Hi, I’m faced with a confusing situation and would appreciate any advice from anyone. My colleague trained some lora models and deploy SD with webui. He then found the performance is not satisfying (due to old GPU machines) and I’m assigned the task to improve it a little bit. I’m new to the SD area, and after some digging I found there’re roughly two mainstream architectures, i.e., CompVis (or stability-ai or A1111) and diffusers. I compared the performance of 3 methods: CompVis’ scripts/txt2img.py (assuming it’s close to webui), diffusers and onediff. The result showed that performance increases in the above order. But webui provides lot’s of additional functionalities like prompt weighting, dynamic lora loading/unloading, text inversion out-of-the-box. I know they could be achieved using diffusers and maybe some 3rdparty libs or customized code. So I’m planing to make use of diffusers’ pipeline, and integrate webui’s functionalities. But I’m not sure whether it’s worthy.
The SD world is evolving quickly, led by Stability AI, CompVis or RunwayML, and followed by the vast community, including HuggingFace. If I did it this way, next time when new features emerges I would have to wait for diffusers to catch up with it or make it myself, which is time or energy consuming. So I’m not sure whether this is a good approch for me.

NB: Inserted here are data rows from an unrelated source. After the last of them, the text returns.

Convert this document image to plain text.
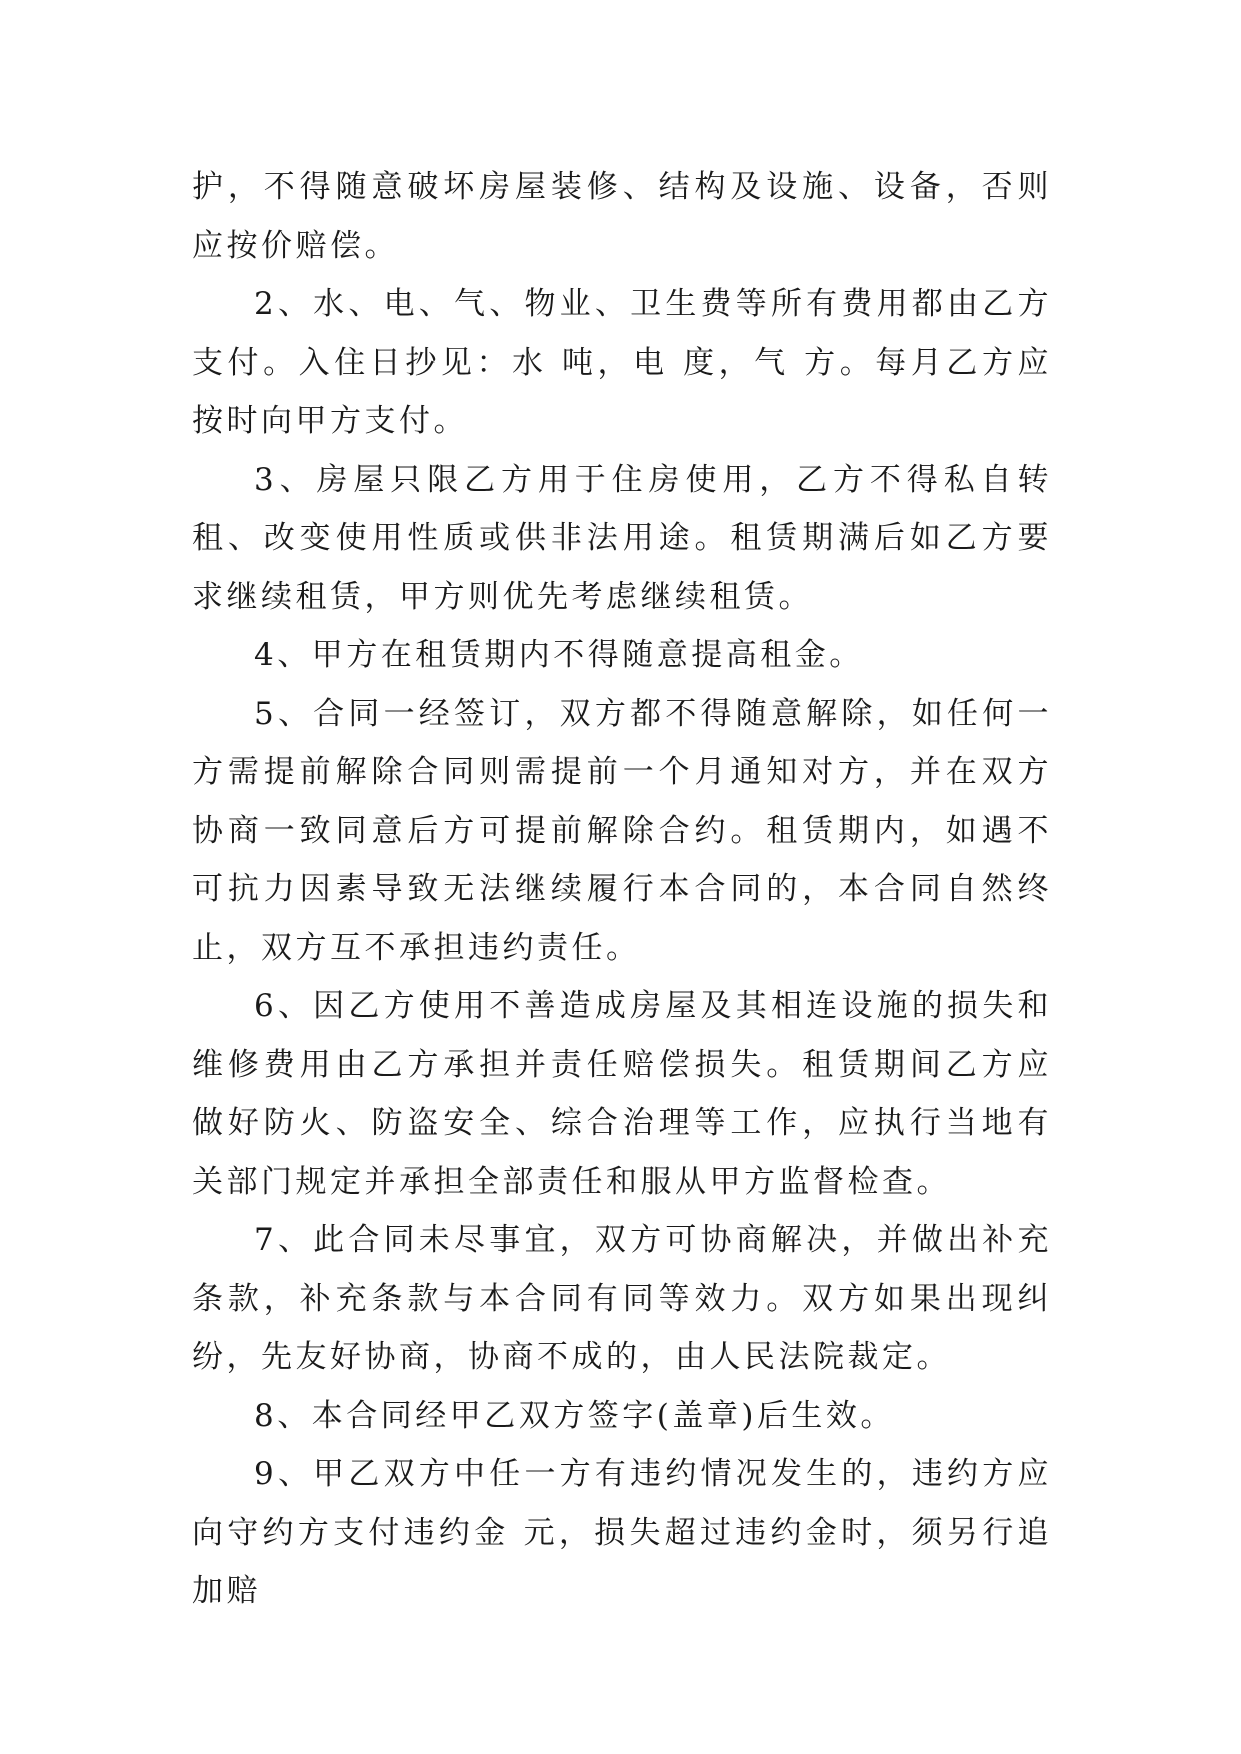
护，不得随意破坏房屋装修、结构及设施、设备，否则应按价赔偿。

2、水、电、气、物业、卫生费等所有费用都由乙方支付。入住日抄见：水 吨，电 度，气 方。每月乙方应按时向甲方支付。

3、房屋只限乙方用于住房使用，乙方不得私自转租、改变使用性质或供非法用途。租赁期满后如乙方要求继续租赁，甲方则优先考虑继续租赁。

4、甲方在租赁期内不得随意提高租金。

5、合同一经签订，双方都不得随意解除，如任何一方需提前解除合同则需提前一个月通知对方，并在双方协商一致同意后方可提前解除合约。租赁期内，如遇不可抗力因素导致无法继续履行本合同的，本合同自然终止，双方互不承担违约责任。

6、因乙方使用不善造成房屋及其相连设施的损失和维修费用由乙方承担并责任赔偿损失。租赁期间乙方应做好防火、防盗安全、综合治理等工作，应执行当地有关部门规定并承担全部责任和服从甲方监督检查。

7、此合同未尽事宜，双方可协商解决，并做出补充条款，补充条款与本合同有同等效力。双方如果出现纠纷，先友好协商，协商不成的，由人民法院裁定。

8、本合同经甲乙双方签字(盖章)后生效。

9、甲乙双方中任一方有违约情况发生的，违约方应向守约方支付违约金 元，损失超过违约金时，须另行追加赔
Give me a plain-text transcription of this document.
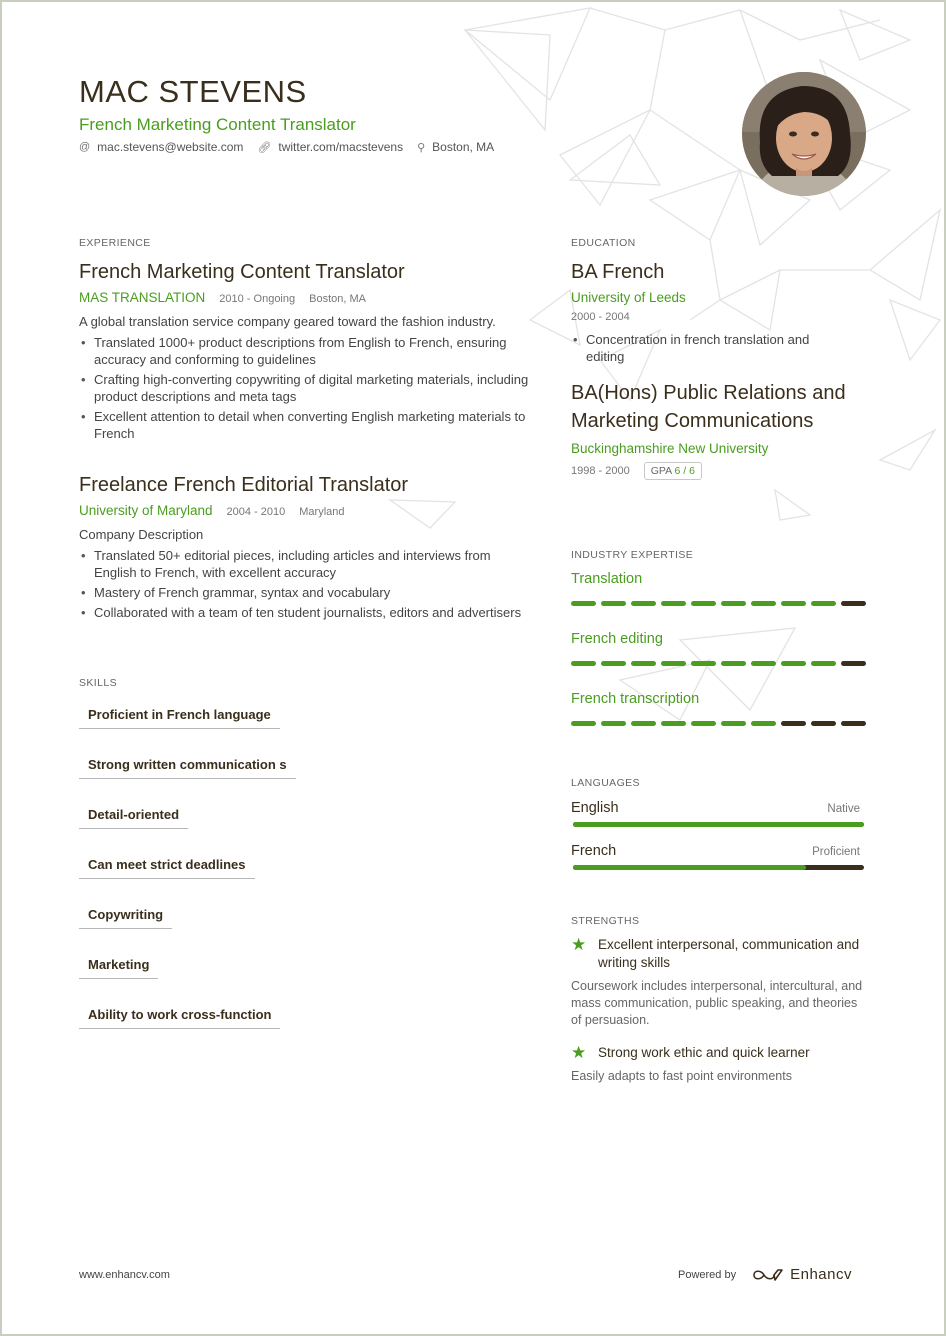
MAC STEVENS
French Marketing Content Translator
@ mac.stevens@website.com 🔗︎ twitter.com/macstevens ⚲ Boston, MA
EXPERIENCE
French Marketing Content Translator
MAS TRANSLATION 2010 - Ongoing Boston, MA
A global translation service company geared toward the fashion industry.
• Translated 1000+ product descriptions from English to French, ensuring accuracy and conforming to guidelines
• Crafting high-converting copywriting of digital marketing materials, including product descriptions and meta tags
• Excellent attention to detail when converting English marketing materials to French
Freelance French Editorial Translator
University of Maryland 2004 - 2010 Maryland
Company Description
• Translated 50+ editorial pieces, including articles and interviews from English to French, with excellent accuracy
• Mastery of French grammar, syntax and vocabulary
• Collaborated with a team of ten student journalists, editors and advertisers
SKILLS
Proficient in French language
Strong written communication s
Detail-oriented
Can meet strict deadlines
Copywriting
Marketing
Ability to work cross-function
EDUCATION
BA French
University of Leeds
2000 - 2004
• Concentration in french translation and editing
BA(Hons) Public Relations and Marketing Communications
Buckinghamshire New University
1998 - 2000	GPA 6 / 6
INDUSTRY EXPERTISE
Translation
French editing
French transcription
LANGUAGES
English	Native
French	Proficient
STRENGTHS
★ Excellent interpersonal, communication and writing skills
Coursework includes interpersonal, intercultural, and mass communication, public speaking, and theories of persuasion.
★ Strong work ethic and quick learner
Easily adapts to fast point environments
www.enhancv.com	Powered by	Enhancv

To my knowledge, optimizations for SD include xformers, attention slicing, pytorch 2.0’s sdp. (Correct me if I’m mistaken. And I’d like to know if tensorrt or Nvidia’s FasterTransformer could make it further.) These are all included in diffusers and webui, so I’m not sure what causes the performance gap.
The same problem confused me. Any good solution have you found?
Our online services by now still use WebUI. But we’re planing to make Diffusers the default.
In my own experience, developing with Diffusers is way easier than with WebUI, since Diffusers provides more clear programing APIs. So, if you’re developing API services rather than a demo for non-developers to play with and show off your research achievements, I would recommend Diffusers.
IMO, However, due to the fast development of the Diffusion area, more and more functionalities would be integrated to the code base, and thus challenges the code design capabilities of developers. It’s very likely that Diffusers would become more and more complicated. Currently the different pipelines don’t share common code, which could be a big problem to maintainence. But till now, I still choose to work more with Diffusers than WebUI.
As for the speed of functionality integration, I think there’s no need to worry about Diffusers. Since it’s more easier to develop with, the community would quickly make things happen on it.
Furthermore, if you need to optimize the model, e.g., with TensorRT, it’s also easier to implement with Diffusers pipelines.
I agree your idea. But diffusers will produce some difference on the images comparing to webui’s. Maybe much time or energy will be needed to cover the gap. I think a git repo will be a good choice for ones who want a webui on diffusers.